Will be held Monday 11 October at 6:00 PM CET the lesson of Miriam Paeslack “Between Transparency and Fiction: Photographs of U.S. Infrastructural Construction and Recovery.”.
The lesson will be held on the Zoom platform, registration is required to participate. Here is the link to register for the event
Between Transparency and Fiction: Photographs of U.S. Infrastructural Construction and Recovery.
North American landscapes, shaped equally by government infrastructure stimulus policies and by their interpretions in various photographic perspectives, present an ambiguous cultural geography.
Urban, ex-urban, rural and other sites oscillate between grandeur and modesty as they are created, repaired and imaged. For example, projects under the American Recovery and Reinvestment Act of 2009, were located in almost every community in the country, from remote and rural stretches of the American West to dense urban centers. Its ambitions were vast and its photographic documentations nuanced.
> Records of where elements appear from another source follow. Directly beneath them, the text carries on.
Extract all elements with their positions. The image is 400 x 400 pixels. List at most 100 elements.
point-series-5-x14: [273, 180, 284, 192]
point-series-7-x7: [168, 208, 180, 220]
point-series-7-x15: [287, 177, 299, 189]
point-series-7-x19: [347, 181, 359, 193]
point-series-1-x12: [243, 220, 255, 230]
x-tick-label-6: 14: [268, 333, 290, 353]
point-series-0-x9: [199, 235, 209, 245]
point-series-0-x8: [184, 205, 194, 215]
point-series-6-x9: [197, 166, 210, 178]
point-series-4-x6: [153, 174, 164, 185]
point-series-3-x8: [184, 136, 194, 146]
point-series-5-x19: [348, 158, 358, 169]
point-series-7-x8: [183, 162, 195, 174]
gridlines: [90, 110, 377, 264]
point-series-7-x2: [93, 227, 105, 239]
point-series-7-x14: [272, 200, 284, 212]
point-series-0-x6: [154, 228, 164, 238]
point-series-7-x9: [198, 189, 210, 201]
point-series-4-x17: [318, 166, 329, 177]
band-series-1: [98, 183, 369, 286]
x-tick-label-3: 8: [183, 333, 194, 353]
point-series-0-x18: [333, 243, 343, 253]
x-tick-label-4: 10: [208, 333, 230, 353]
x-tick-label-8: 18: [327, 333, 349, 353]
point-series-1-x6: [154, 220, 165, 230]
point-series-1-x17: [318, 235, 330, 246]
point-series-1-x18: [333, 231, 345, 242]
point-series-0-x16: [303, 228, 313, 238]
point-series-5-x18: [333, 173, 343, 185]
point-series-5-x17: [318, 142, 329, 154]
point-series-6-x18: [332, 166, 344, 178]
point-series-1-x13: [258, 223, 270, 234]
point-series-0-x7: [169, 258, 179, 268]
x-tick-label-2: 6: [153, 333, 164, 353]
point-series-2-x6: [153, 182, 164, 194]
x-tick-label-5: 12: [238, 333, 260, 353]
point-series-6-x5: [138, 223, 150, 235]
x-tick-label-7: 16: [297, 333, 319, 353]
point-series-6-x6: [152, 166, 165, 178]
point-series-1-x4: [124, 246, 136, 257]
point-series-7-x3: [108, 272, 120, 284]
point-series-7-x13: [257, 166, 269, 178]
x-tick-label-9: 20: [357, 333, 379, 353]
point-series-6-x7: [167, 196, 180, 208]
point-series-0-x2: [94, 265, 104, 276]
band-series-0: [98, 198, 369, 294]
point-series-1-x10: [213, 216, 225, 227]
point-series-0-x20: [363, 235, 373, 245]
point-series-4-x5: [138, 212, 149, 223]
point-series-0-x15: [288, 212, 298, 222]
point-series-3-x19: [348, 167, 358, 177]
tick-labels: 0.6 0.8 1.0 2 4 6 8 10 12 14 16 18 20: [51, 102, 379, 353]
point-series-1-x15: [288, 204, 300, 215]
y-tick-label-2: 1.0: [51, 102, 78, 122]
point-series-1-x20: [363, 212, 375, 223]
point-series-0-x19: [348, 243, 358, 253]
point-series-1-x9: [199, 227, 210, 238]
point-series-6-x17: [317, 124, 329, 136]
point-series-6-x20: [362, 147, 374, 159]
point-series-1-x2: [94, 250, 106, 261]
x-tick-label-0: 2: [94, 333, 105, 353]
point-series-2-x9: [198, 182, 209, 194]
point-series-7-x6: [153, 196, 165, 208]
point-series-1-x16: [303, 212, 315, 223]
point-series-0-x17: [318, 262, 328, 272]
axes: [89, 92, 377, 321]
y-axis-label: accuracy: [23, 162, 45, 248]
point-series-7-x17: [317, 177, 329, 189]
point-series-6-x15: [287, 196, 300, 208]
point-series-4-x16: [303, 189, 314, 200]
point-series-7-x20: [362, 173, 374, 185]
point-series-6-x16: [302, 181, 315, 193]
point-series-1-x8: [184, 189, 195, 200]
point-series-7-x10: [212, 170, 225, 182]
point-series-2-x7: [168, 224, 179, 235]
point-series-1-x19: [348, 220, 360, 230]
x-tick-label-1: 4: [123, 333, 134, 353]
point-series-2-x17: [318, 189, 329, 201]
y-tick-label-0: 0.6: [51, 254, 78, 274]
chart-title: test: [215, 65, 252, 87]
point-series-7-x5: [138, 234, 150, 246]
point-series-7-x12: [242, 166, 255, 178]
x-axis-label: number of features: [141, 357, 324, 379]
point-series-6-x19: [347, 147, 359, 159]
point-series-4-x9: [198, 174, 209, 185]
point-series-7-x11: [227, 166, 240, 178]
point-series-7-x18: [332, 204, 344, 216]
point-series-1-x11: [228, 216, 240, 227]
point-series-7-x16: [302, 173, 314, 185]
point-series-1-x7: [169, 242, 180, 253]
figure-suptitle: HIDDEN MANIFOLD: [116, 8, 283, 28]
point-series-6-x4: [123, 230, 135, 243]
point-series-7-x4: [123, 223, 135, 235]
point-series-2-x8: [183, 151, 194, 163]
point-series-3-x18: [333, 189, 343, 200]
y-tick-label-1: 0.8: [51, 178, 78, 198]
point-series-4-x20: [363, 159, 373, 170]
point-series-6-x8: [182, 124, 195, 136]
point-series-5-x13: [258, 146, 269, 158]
Yet as seen in photographic art it inspired, and particularly upon the backdrop of president
Biden’s recent bold infrastructural stimulus bill (which echoes the ambition of FDR’s New Deal),
Obama’s plan for recovery, often determined by acts of maintenance rather than renewal, appears prosaic and unphotogenic as compared to programs that preceded and followed it.
This talk focuses on photographic projects that take as their subject America’s geographies of urban and ex-urban public works and private development in crucial moments of their evolution. These include WPA/FSA work on the rebuilding efforts during the Great Depression; the critical artistic documentation of urban blight and suburban expansion of the 1960s and 70s; and a recent photographic body trained on measures to restore infrastructure and jobs in the aftermath of the 2008/9 economic
recession. How can we understand and interpret infrastructural history today through these images – and vice versa – when reading photographs that emerge under unique historical conditions, (photo) technological advances and changing aesthetic sensibilities? How does the representation of “recovery” or “maintenance” make transparent, embellish, diminish, or fictionalize perceptions of infrastructure as a common good today?